Mammographic Asymmetry Classification
The asymmetry being described is most likely a "focal asymmetry" or potentially a "developing asymmetry" if it represents a new or changed finding compared to prior imaging. 1, 2
Understanding Asymmetry Types
The American College of Radiology BI-RADS classification defines four distinct types of breast asymmetries, each with different clinical significance 3:
- Asymmetry: Seen in only a single mammographic view and occupies less than one quadrant 4
- Focal asymmetry: Visible in two views, occupies less than one quadrant, and lacks convex borders or mass characteristics 4, 3
- Global asymmetry: Occupies more than one quadrant of the breast 4
- Developing asymmetry: A focal asymmetry that is new or has increased in conspicuity compared to previous mammograms—this carries the highest suspicion for malignancy 5, 6
Why This Case Suggests Focal or Developing Asymmetry
The description indicates the finding is "better seen on CC view" and located in a specific anatomic region (central breast at mid depth), which strongly suggests a focal asymmetry rather than simple asymmetry or global asymmetry. 1, 2
The recommendation for spot compression and ultrasound is the standard diagnostic algorithm for focal asymmetries, as these additional views help determine whether the finding represents true tissue abnormality versus summation artifact 1, 2. Spot compression views will cause summation artifacts to disappear, while true lesions persist 2.

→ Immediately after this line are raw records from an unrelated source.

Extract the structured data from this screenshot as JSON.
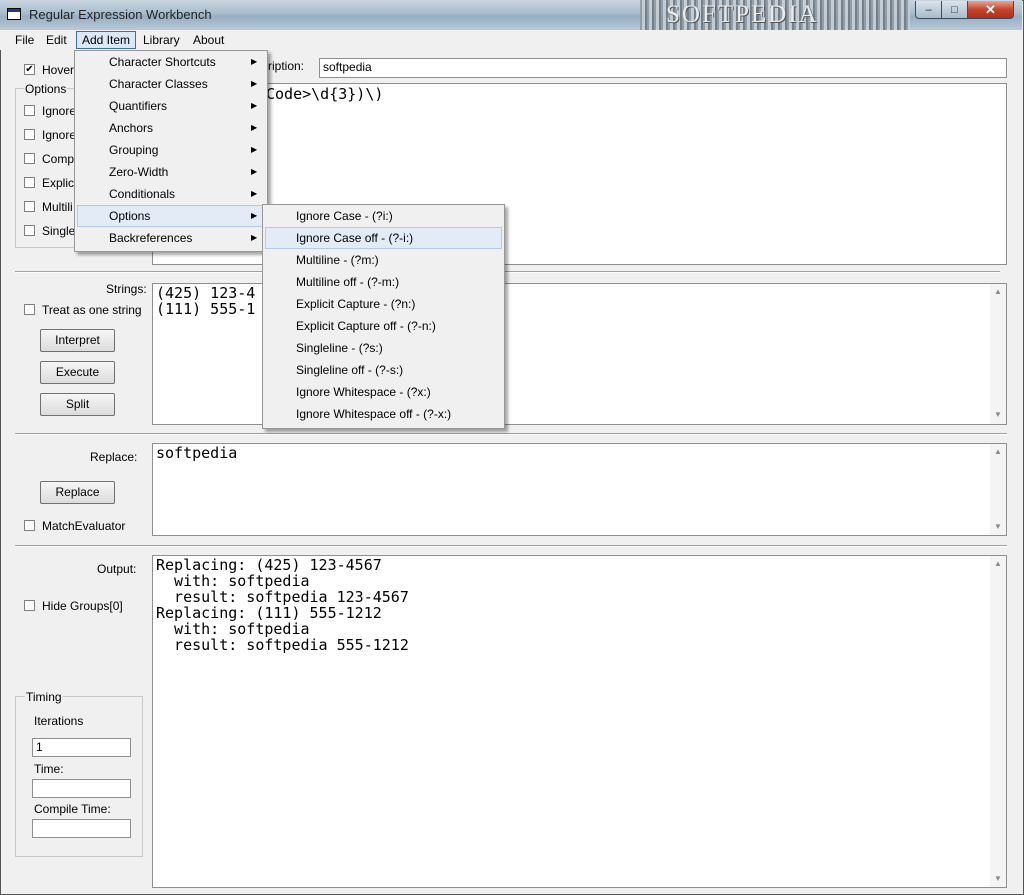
{
  "window": {
    "title": "Regular Expression Workbench",
    "watermark": "SOFTPEDIA",
    "min": "–",
    "max": "□",
    "close": "✕"
  },
  "menubar": [
    "File",
    "Edit",
    "Add Item",
    "Library",
    "About"
  ],
  "left": {
    "hover_label": "Hover",
    "hover_checked": true,
    "options_legend": "Options",
    "option_stubs": [
      "Ignore",
      "Ignore",
      "Compi",
      "Explic",
      "Multili",
      "Single"
    ]
  },
  "description": {
    "label": "ription:",
    "value": "softpedia"
  },
  "regex_text": "Code>\\d{3})\\)",
  "strings": {
    "label": "Strings:",
    "treat_label": "Treat as one string",
    "buttons": [
      "Interpret",
      "Execute",
      "Split"
    ],
    "lines": [
      "(425) 123-4",
      "(111) 555-1"
    ]
  },
  "replace": {
    "label": "Replace:",
    "button": "Replace",
    "evaluator_label": "MatchEvaluator",
    "value": "softpedia"
  },
  "output": {
    "label": "Output:",
    "hide_groups_label": "Hide Groups[0]",
    "lines": [
      "Replacing: (425) 123-4567",
      "  with: softpedia",
      "  result: softpedia 123-4567",
      "Replacing: (111) 555-1212",
      "  with: softpedia",
      "  result: softpedia 555-1212"
    ]
  },
  "timing": {
    "legend": "Timing",
    "iterations_label": "Iterations",
    "iterations_value": "1",
    "time_label": "Time:",
    "compile_label": "Compile Time:"
  },
  "add_item_menu": [
    "Character Shortcuts",
    "Character Classes",
    "Quantifiers",
    "Anchors",
    "Grouping",
    "Zero-Width",
    "Conditionals",
    "Options",
    "Backreferences"
  ],
  "options_submenu": [
    "Ignore Case - (?i:)",
    "Ignore Case off - (?-i:)",
    "Multiline - (?m:)",
    "Multiline off - (?-m:)",
    "Explicit Capture - (?n:)",
    "Explicit Capture off - (?-n:)",
    "Singleline - (?s:)",
    "Singleline off - (?-s:)",
    "Ignore Whitespace - (?x:)",
    "Ignore Whitespace off - (?-x:)"
  ],
  "submenu_arrow": "▶",
  "scroll_up": "▲",
  "scroll_down": "▼",
  "check_mark": "✔",
  "colors": {
    "menu_highlight": "#e2ebf6",
    "title_gradient": "#a8bccd",
    "close_button": "#c3452d"
  }
}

Clinical Significance and Malignancy Risk
If this represents a developing asymmetry (new or increased compared to prior studies), the positive predictive value for cancer is 12.8% at screening and increases to 42.9% when biopsy is ultimately recommended. 1 Notably, 23.8% of cancers presenting as developing asymmetry have no sonographic correlate, emphasizing the importance of mammographic evaluation even when ultrasound is negative 1.
For focal asymmetries without temporal change, the malignancy risk is lower but still requires complete workup 3. Both ductal carcinoma in situ (DCIS) and invasive carcinomas can manifest as asymmetries, and importantly, low and intermediate-grade DCIS can present as asymmetry without calcifications 1, 2.
Recommended Diagnostic Workup
The American College of Radiology recommends the following algorithmic approach 1, 2:
- Immediate diagnostic mammography with spot compression views to determine if the asymmetry persists or represents summation artifact 1, 2
- Magnification views if any associated microcalcifications are present 1
- Targeted ultrasound performed concurrently to identify potentially benign causes or a target for biopsy 1, 2
- BI-RADS classification based on cumulative findings from all imaging modalities 7
Management Based on BI-RADS Assessment
For BI-RADS 1-3 findings with benign clinical assessment: Clinical re-examination in 3-6 months, with follow-up imaging every 6-12 months for 1-2 years to confirm stability 7, 1
For BI-RADS 4-5 findings: Tissue biopsy is mandatory using core needle biopsy (preferred) or needle localization excisional biopsy 1, 2
Critical Pitfalls to Avoid
Never dismiss an asymmetry without additional views—summation artifact must be excluded with spot compression before providing reassurance 2. The absence of an ultrasound correlate should not preclude biopsy if the mammographic findings remain suspicious after spot compression 1, 5. Approximately 23.8% of cancers presenting as developing asymmetry have no sonographic correlate 1.
Do not rely on mammography alone, as ultrasound identifies additional lesions not visible on mammography in 63-69% of symptomatic cases 2. However, recognize that normal mammography and ultrasound together reduce cancer risk to approximately 0% in the setting of pathologic nipple discharge 8.